TCS on Foreign Remittance — Section 206C(1G)
Section 206C(1G) of the Income Tax Act, 1961 mandates collection of Tax Collected at Source (TCS) by authorised dealers on foreign remittances under the Liberalised Remittance Scheme and on sale of overseas tour programme packages, with rates varying by purpose and enhanced significantly from 1 October 2023.
Section 206C(1G) was introduced by the Finance Act 2020 to bring foreign remittances under the TCS ambit, enabling the tax department to track high-value outflows and ensure that such amounts were brought to tax or reconciled against the taxpayer's return. An authorised dealer (a bank or institution permitted by RBI to deal in foreign exchange) is responsible for collecting TCS at the time of remittance or release of funds.
The Finance Act 2023 significantly restructured TCS rates under 206C(1G) with effect from 1 October 2023. For remittances under the LRS for purposes other than education and medical treatment, the TCS rate was raised from 5% to 20% (without any threshold limit, though a Rs 7 lakh threshold remained for education and medical-funded remittances). Remittances for education financed by an educational loan from a specified financial institution carry TCS at 0.5%. Education remittances funded from own sources and medical treatment remittances carry TCS at 5% up to Rs 7 lakh, and at 5% beyond that.
For sale of overseas tour programme packages, the rate was enhanced to 20% (up from 5%), applicable from the first rupee with no threshold. This made booking international holidays through Indian tour operators more tax-intensive from a TCS perspective, though the collected amount is fully creditable against the buyer's tax liability.

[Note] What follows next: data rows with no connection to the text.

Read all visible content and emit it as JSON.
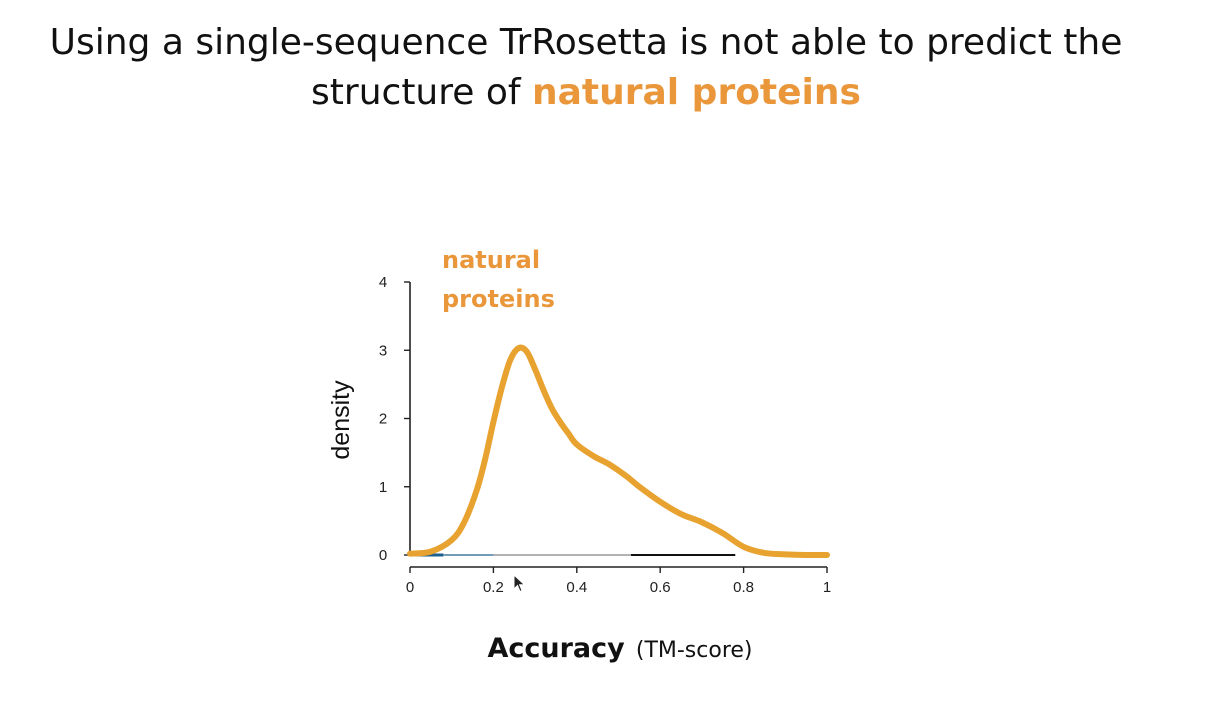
{
  "slide": {
    "title_line1": "Using a single-sequence TrRosetta is not able to predict the",
    "title_line2_prefix": "structure of ",
    "title_line2_highlight": "natural proteins",
    "highlight_color": "#e9973a"
  },
  "chart_data": {
    "type": "line",
    "title": "",
    "xlabel_bold": "Accuracy",
    "xlabel_rest": "(TM-score)",
    "ylabel": "density",
    "xlim": [
      0,
      1
    ],
    "ylim": [
      0,
      4
    ],
    "xticks": [
      0,
      0.2,
      0.4,
      0.6,
      0.8,
      1
    ],
    "xtick_labels": [
      "0",
      "0.2",
      "0.4",
      "0.6",
      "0.8",
      "1"
    ],
    "yticks": [
      0,
      1,
      2,
      3,
      4
    ],
    "ytick_labels": [
      "0",
      "1",
      "2",
      "3",
      "4"
    ],
    "grid": false,
    "series": [
      {
        "name": "natural proteins",
        "color": "#e8a22f",
        "x": [
          0,
          0.05,
          0.1,
          0.13,
          0.16,
          0.18,
          0.2,
          0.22,
          0.24,
          0.26,
          0.28,
          0.3,
          0.32,
          0.34,
          0.36,
          0.38,
          0.4,
          0.44,
          0.48,
          0.52,
          0.55,
          0.6,
          0.65,
          0.7,
          0.75,
          0.8,
          0.85,
          0.9,
          0.95,
          1.0
        ],
        "y": [
          0.02,
          0.05,
          0.22,
          0.48,
          0.95,
          1.4,
          1.95,
          2.45,
          2.85,
          3.03,
          2.98,
          2.72,
          2.42,
          2.15,
          1.95,
          1.78,
          1.62,
          1.45,
          1.32,
          1.15,
          1.0,
          0.78,
          0.6,
          0.48,
          0.32,
          0.12,
          0.03,
          0.01,
          0.0,
          0.0
        ]
      }
    ],
    "series_label": "natural proteins",
    "series_label_line1": "natural",
    "series_label_line2": "proteins"
  }
}
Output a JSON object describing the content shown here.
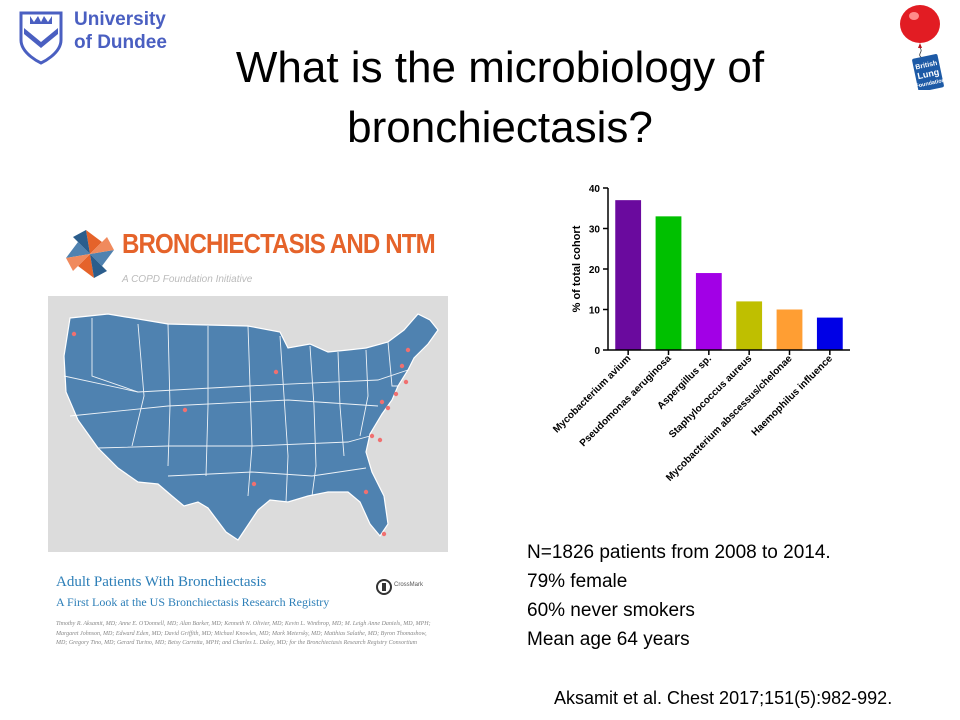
{
  "logos": {
    "dundee_line1": "University",
    "dundee_line2": "of Dundee",
    "blf_line1": "British",
    "blf_line2": "Lung",
    "blf_line3": "Foundation"
  },
  "title": {
    "line1": "What is the microbiology of",
    "line2": "bronchiectasis?"
  },
  "ntm": {
    "heading": "BRONCHIECTASIS AND NTM",
    "tagline": "A COPD Foundation Initiative"
  },
  "paper": {
    "title": "Adult Patients With Bronchiectasis",
    "subtitle": "A First Look at the US Bronchiectasis Research Registry",
    "crossmark": "CrossMark",
    "authors": "Timothy R. Aksamit, MD; Anne E. O'Donnell, MD; Alan Barker, MD; Kenneth N. Olivier, MD; Kevin L. Winthrop, MD; M. Leigh Anne Daniels, MD, MPH; Margaret Johnson, MD; Edward Eden, MD; David Griffith, MD; Michael Knowles, MD; Mark Metersky, MD; Matthias Salathe, MD; Byron Thomashow, MD; Gregory Tino, MD; Gerard Turino, MD; Betsy Carretta, MPH; and Charles L. Daley, MD; for the Bronchiectasis Research Registry Consortium"
  },
  "stats": {
    "line1": "N=1826 patients from 2008 to 2014.",
    "line2": "79% female",
    "line3": "60% never smokers",
    "line4": "Mean age 64 years"
  },
  "citation": "Aksamit et al. Chest 2017;151(5):982-992.",
  "colors": {
    "dundee_blue": "#4a5fc1",
    "ntm_orange": "#e5632a",
    "map_blue": "#4f82b0",
    "paper_blue": "#2d7fb8"
  },
  "chart_data": {
    "type": "bar",
    "title": "",
    "xlabel": "",
    "ylabel": "% of total cohort",
    "ylim": [
      0,
      40
    ],
    "yticks": [
      0,
      10,
      20,
      30,
      40
    ],
    "grid": false,
    "categories": [
      "Mycobacterium avium",
      "Pseudomonas aeruginosa",
      "Aspergillus sp.",
      "Staphylococcus aureus",
      "Mycobacterium abscessus/chelonae",
      "Haemophilus influence"
    ],
    "values": [
      37,
      33,
      19,
      12,
      10,
      8
    ],
    "colors": [
      "#6a0a9e",
      "#00c000",
      "#a200e6",
      "#bfbf00",
      "#ff9e33",
      "#0000e6"
    ]
  }
}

TCS is not an additional cost for taxpayers who file returns, as the entire amount collected is available as credit in Form 26AS and the Annual Information Statement. However, it creates an interest-free advance to the government and introduces a cash-flow burden, particularly for large remittances.
For NRIs remitting funds out of NRO accounts for purposes covered under LRS or for investments abroad, the TCS provisions must be carefully evaluated against DTAA provisions and the residential status of the remitter.
SEBI had raised concerns about the potential impact of the 20% TCS rate on Indian investors accessing foreign mutual funds and international brokerage accounts, given the liquidity pressure on high-frequency investors.